Vice president tells fifth-graders of warming woes

By Alan Elsner, Reuters, 08/03/99

ASHINGTON - Vice President Al Gore conducted a science class on global warming yesterday for a group of fifth graders and told them Republicans in Congress were blocking funds that could help save the environment.

As a torrid heat wave that has covered the eastern half of the United States relaxed its grip a little, Gore warned the children that many more heat waves were coming.

''You may have been seeing on the television news the effects of this heat wave on kids and old people and families and it's really been very hot,'' Gore told the group of children attending a science camp who gathered to hear him at the National Geographic headquarters in Washington.

''Of course we had heat waves long before there was a threat of global warming. But because the atmosphere of the whole earth is warming up, it's more common now to have these very, very hot days,'' he said.

He could not resist a political dig at congressional Republicans and their $792 billion tax cut package at the end of the hour-long seminar.

''The Congress of the United States is voting now on whether or not we should have funding for these programs that help ... to speed up the making of these new kinds of technologies and cars,'' Gore said, referring to the development of environmentally friendly vehicles.

''And they've been cutting that budget way back. I don't think most people in the country agree with that. They want to use all the big surplus we have for a big risky tax scheme.
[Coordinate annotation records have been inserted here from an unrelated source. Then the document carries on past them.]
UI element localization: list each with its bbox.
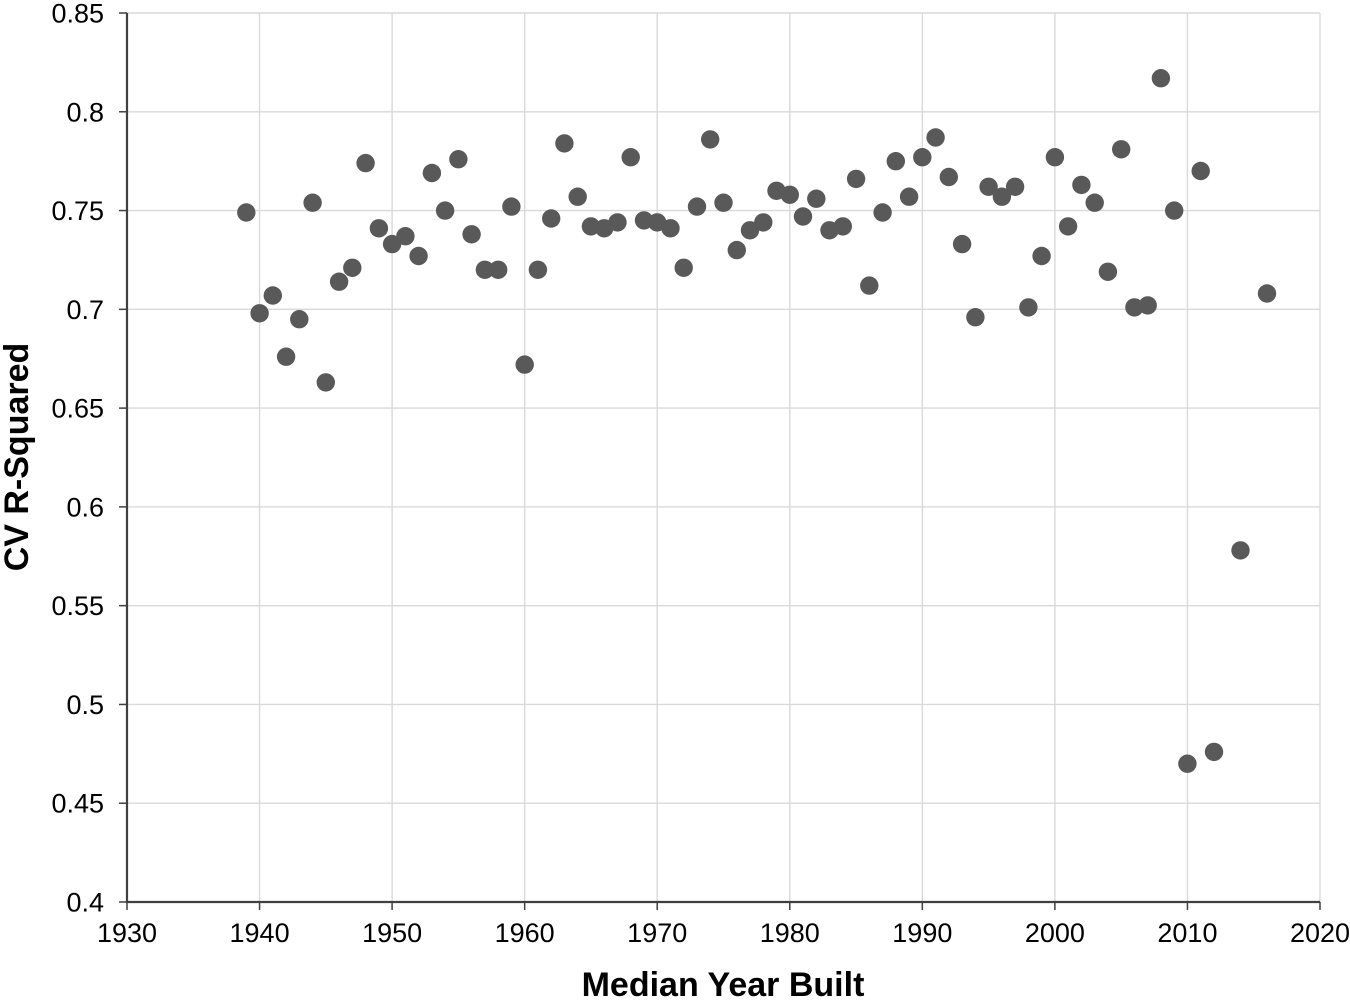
y-tick-label: 0.85: [51, 0, 104, 29]
data-point: [435, 201, 455, 220]
data-point: [515, 355, 534, 374]
data-point: [369, 219, 389, 238]
data-point: [409, 246, 428, 266]
y-tick-label: 0.4: [66, 888, 104, 918]
data-point: [449, 150, 468, 169]
y-tick-label: 0.65: [51, 394, 104, 424]
x-tick-label: 1990: [892, 918, 952, 948]
data-point: [382, 234, 402, 254]
data-point: [303, 193, 322, 212]
data-point: [343, 258, 362, 277]
x-axis-title: Median Year Built: [582, 966, 865, 1004]
data-point: [290, 310, 309, 329]
data-point: [237, 203, 256, 222]
data-point: [1058, 217, 1078, 236]
data-point: [727, 240, 746, 260]
data-point: [833, 217, 852, 236]
x-tick-label: 1960: [495, 918, 555, 948]
data-point: [1138, 296, 1157, 315]
data-point: [1165, 201, 1184, 220]
data-point: [1257, 284, 1277, 303]
data-point: [462, 225, 481, 244]
x-tick-label: 2000: [1025, 918, 1085, 948]
data-point: [793, 207, 813, 226]
data-point: [1204, 742, 1224, 762]
data-point: [687, 197, 707, 216]
data-point: [979, 177, 998, 196]
data-point: [1191, 161, 1210, 181]
data-point: [740, 221, 760, 240]
data-point: [661, 219, 680, 238]
data-point: [329, 272, 349, 291]
x-tick-label: 1940: [230, 918, 290, 948]
data-point: [475, 260, 495, 279]
x-tick-label: 1980: [760, 918, 820, 948]
data-point: [754, 213, 773, 232]
y-tick-label: 0.75: [51, 196, 104, 226]
data-point: [873, 203, 892, 222]
data-point: [1005, 177, 1025, 196]
data-point: [1098, 262, 1118, 281]
data-point: [1019, 298, 1038, 317]
data-point: [926, 128, 945, 147]
data-point: [886, 152, 905, 171]
data-point: [422, 163, 442, 183]
data-point: [674, 258, 693, 277]
data-point: [701, 130, 720, 149]
y-axis-title: CV R-Squared: [0, 343, 36, 572]
plot-generated: 0.4 0.45 0.5 0.55 0.6 0.65 0.7 0.75 0.8 0.85 1930 1…: [51, 0, 1350, 948]
data-point: [489, 260, 508, 279]
data-point: [1151, 69, 1171, 88]
data-point: [528, 260, 548, 279]
data-point: [807, 189, 826, 208]
data-point: [1178, 754, 1197, 773]
data-point: [608, 213, 627, 232]
data-point: [621, 148, 640, 167]
data-point: [1032, 246, 1051, 266]
data-point: [1045, 148, 1065, 167]
data-point: [780, 185, 799, 204]
data-point: [1085, 193, 1104, 212]
y-tick-label: 0.55: [51, 591, 104, 621]
data-point: [1112, 140, 1131, 159]
data-point: [316, 373, 335, 392]
data-point: [502, 197, 521, 216]
data-point: [860, 276, 879, 295]
x-tick-label: 1930: [97, 918, 157, 948]
x-tick-label: 2010: [1157, 918, 1217, 948]
data-point: [542, 209, 561, 228]
data-point: [555, 134, 574, 153]
data-point: [250, 304, 269, 323]
x-tick-label: 1950: [362, 918, 422, 948]
data-point: [1072, 175, 1091, 195]
y-tick-label: 0.7: [66, 295, 104, 325]
data-point: [396, 227, 415, 246]
data-point: [992, 187, 1012, 206]
x-tick-label: 2020: [1290, 918, 1350, 948]
y-tick-label: 0.6: [66, 492, 104, 522]
data-point: [899, 187, 919, 206]
data-point: [939, 167, 958, 187]
y-tick-label: 0.45: [51, 789, 104, 819]
data-point: [276, 347, 296, 366]
data-point: [1231, 541, 1250, 560]
x-tick-label: 1970: [627, 918, 687, 948]
data-point: [913, 148, 932, 167]
data-point: [714, 193, 733, 212]
data-point: [356, 153, 375, 173]
y-tick-label: 0.8: [66, 97, 104, 127]
data-point: [263, 286, 282, 305]
data-point: [952, 234, 972, 254]
data-point: [966, 308, 985, 327]
y-tick-label: 0.5: [66, 690, 104, 720]
data-point: [846, 169, 866, 189]
data-point: [568, 187, 587, 206]
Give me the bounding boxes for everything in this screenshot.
We think we ought to use some of it for these programs that will help save the environment,'' he said.

Frank Maisano of the Global Climate Coalition, which represents the coal, oil, mining and auto industries, said that contrary to Gore's assertion, the causes of global warming were still far from scientifically proven.

''Gore talking to the students in that manner was like he was polluting their minds,'' he said.

Gore was known as an avid environmentalist throughout 16 years in Congress.